С переводом меня в Лефортовскую тюрьму круг репрессий расширялся. Меня заставляли стоять часами до изнеможения, в безмолвии в кабинетах следователей, ставили как школьника лицом в угол, трясли за шиворот. Хватали за бороду, дважды сажали в карцер, вернее, погреб. Совершенно сырое и холодное помещение с замурованным наглухо окном. С начала августа следователи гр. гр. Мешик, Адамов, Албогачиев начали меня бить. На трех допросах меня били по щекам за то, что я заявляю, что я честный большевик и что никаких фактов моей преступной работы у них нет и не может быть».
Кедрова еще не били резиновыми дубинками — в этом ему повезло. В отличие от Мейерхольда. Всемирно известный режиссер подробно описал прокурору А. Я. Вышинскому истязания, которым его подвергали:
«Меня клали на пол лицом вниз, резиновым жгутом били по пяткам и по спине; когда сидел на стуле, той же резиной били по ногам (сверху, с большой силой) и по местам от колен до верхних частей ног; когда эти места ног были залиты обильным внутренним кровоизлиянием, то по этим красно-синим-желтым кровоподтекам снова били этим жгутом, и боль была такая, что казалось, что на больные чувствительные места ног лили крутой кипяток (я кричал и плакал от боли). Руками меня били по лицу». Андрея Януарьевича, как и Лаврентия Павловича, подобным удивить было трудно. На суде, состоявшемся 1 февраля 1940 года, Мейерхольд, обвиненный в шпионаже в пользу Японии, по заданию которой он будто бы готовил теракт против Сталина, утверждал, что «врал на себя благодаря лишь тому, что меня избивали всего резиновой палкой. Я решил тогда врать и пойти на костер».
Лаврентию Павловичу предстояло отправить на костер не сотни тысяч невиновных людей, как при Ежове, а в несколько раз меньше. Берия творил добро, отнюдь не порывая со злом. Да и странно было бы ожидать от большевика с более чем 20-летним стажем и кадрового чекиста отстаивания принципов правового государства. Хотя, как мы помним, в своих докладных записках он иной раз и щеголял этим термином…

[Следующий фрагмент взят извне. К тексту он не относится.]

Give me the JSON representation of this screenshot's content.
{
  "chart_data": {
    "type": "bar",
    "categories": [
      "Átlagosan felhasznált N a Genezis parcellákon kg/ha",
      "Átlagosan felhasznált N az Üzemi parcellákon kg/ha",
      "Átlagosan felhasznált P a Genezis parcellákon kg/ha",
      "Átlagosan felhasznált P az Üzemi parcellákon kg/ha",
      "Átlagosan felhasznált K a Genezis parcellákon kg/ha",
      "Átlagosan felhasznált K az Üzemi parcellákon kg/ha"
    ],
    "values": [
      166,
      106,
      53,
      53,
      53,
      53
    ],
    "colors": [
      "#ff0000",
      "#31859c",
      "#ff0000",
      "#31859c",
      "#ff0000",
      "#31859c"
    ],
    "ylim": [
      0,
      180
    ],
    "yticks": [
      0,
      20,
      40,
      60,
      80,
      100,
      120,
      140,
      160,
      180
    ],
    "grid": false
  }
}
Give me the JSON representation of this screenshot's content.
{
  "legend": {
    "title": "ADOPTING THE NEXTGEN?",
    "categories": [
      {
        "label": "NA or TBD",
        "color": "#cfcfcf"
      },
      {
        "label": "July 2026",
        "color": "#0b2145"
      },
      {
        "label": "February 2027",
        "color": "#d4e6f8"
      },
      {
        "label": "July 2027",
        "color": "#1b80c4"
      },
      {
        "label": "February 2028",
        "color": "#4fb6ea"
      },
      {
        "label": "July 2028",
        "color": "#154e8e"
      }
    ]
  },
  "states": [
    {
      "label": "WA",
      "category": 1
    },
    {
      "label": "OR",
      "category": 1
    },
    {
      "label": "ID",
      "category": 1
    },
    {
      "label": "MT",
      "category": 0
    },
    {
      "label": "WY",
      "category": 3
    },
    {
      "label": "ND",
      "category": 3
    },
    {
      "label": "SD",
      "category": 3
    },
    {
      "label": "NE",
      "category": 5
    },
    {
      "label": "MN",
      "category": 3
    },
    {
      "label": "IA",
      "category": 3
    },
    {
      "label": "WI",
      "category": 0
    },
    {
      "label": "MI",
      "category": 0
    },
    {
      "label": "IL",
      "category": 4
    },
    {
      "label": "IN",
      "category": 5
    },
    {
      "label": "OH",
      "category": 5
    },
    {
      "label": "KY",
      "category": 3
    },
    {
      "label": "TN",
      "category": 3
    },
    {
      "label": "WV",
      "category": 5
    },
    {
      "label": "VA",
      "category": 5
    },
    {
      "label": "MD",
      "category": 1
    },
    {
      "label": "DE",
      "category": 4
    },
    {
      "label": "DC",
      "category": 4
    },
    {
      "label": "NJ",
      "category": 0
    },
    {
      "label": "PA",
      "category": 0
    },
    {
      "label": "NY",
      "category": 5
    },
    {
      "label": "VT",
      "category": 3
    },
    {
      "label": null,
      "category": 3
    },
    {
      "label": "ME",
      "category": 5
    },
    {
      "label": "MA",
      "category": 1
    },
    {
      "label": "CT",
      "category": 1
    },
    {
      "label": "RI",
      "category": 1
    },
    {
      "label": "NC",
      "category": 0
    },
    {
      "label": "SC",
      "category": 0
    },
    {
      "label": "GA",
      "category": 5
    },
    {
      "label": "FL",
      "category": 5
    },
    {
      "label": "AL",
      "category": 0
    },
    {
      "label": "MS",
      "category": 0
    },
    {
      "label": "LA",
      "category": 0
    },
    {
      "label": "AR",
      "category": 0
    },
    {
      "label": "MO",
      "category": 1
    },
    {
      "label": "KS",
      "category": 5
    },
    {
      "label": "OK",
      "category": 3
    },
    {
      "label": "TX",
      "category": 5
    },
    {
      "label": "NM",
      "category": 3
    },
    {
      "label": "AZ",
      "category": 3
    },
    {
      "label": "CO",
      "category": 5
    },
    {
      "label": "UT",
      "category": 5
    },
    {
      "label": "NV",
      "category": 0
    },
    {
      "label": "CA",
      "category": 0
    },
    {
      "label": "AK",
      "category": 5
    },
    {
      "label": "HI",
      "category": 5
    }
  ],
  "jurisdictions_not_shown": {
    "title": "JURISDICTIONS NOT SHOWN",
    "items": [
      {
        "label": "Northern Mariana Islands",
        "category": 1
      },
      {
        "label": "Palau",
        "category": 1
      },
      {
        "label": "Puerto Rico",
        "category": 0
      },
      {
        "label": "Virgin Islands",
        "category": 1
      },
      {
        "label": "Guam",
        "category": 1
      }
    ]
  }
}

В бытность Берии наркомом НКВД осуществило решение Политбюро о расстреле пленных польских офицеров и интернированных гражданских лиц польской национальности из числа интеллигенции и имущих классов — почти 22 тысячи человек. По утверждению Серго Лаврентьевича, его отец выступил против казни поляков: «Свою позицию на заседании Политбюро (состоявшемся 5 марта 1940 года. —
На решении о расстреле поляков подписи Берии действительно нет — он был лишь кандидатом в члены Политбюро и не имел права решающего голоса. Предложение же НКВД об этой расправе Лаврентием Павловичем подписано. На окончательном постановлении стоят подписи членов Политбюро, но есть одно примечательное исправление: в составе «тройки», которой надлежало проштамповать смертные приговоры полякам, фамилия Берии, стоявшая в машинописном тексте, вычеркнута и чернилами вписана фамилия Б. З. Кобулова. Скорее всего, предложение за подписью главы НКВД составлялось не им и уже после принятия принципиального решения руководящей четверкой в составе Сталина, Ворошилова, Молотова и Микояна. Отсутствующих Калинина и Кагановича опросили потом по телефону, и они тоже высказались «за». Не стал бы Лаврентий Павлович предлагать самого себя в состав «тройки», чтобы потом самого же себя и вычеркивать. Вероятнее всего, Берия действительно выступал против казни и настоял, чтобы его имя было вычеркнуто из числа тех, кто вынес смертные приговоры. Принимая во внимание относительный либерализм Берии в бытность его главой Грузинского ГПУ и его послевоенную позицию относительно объединения Германии в единое буржуазно-демократическое государство, рассказ Серго о возражениях отца против расстрела поляков представляется вполне правдоподобным.
Кроме поляков в 1939–1941 годы было уничтожено несколько десятков тысяч представителей прибалтийской, западноукраинской и западнобелорусской национальной элиты. За эти и за многие другие преступления против человечества Берия несет ответственность как шеф НКВД и член высшего руководства страны. Из западных районов Белоруссии и Украины было депортировано в 1940 году 140 тысяч польских крестьян, так называемых «осадников», переселившихся сюда после 1920 года. За несколько дней до начала Великой Отечественной войны была осуществлена также массовая депортация «неблагонадежных элементов» из Прибалтики и Бессарабии.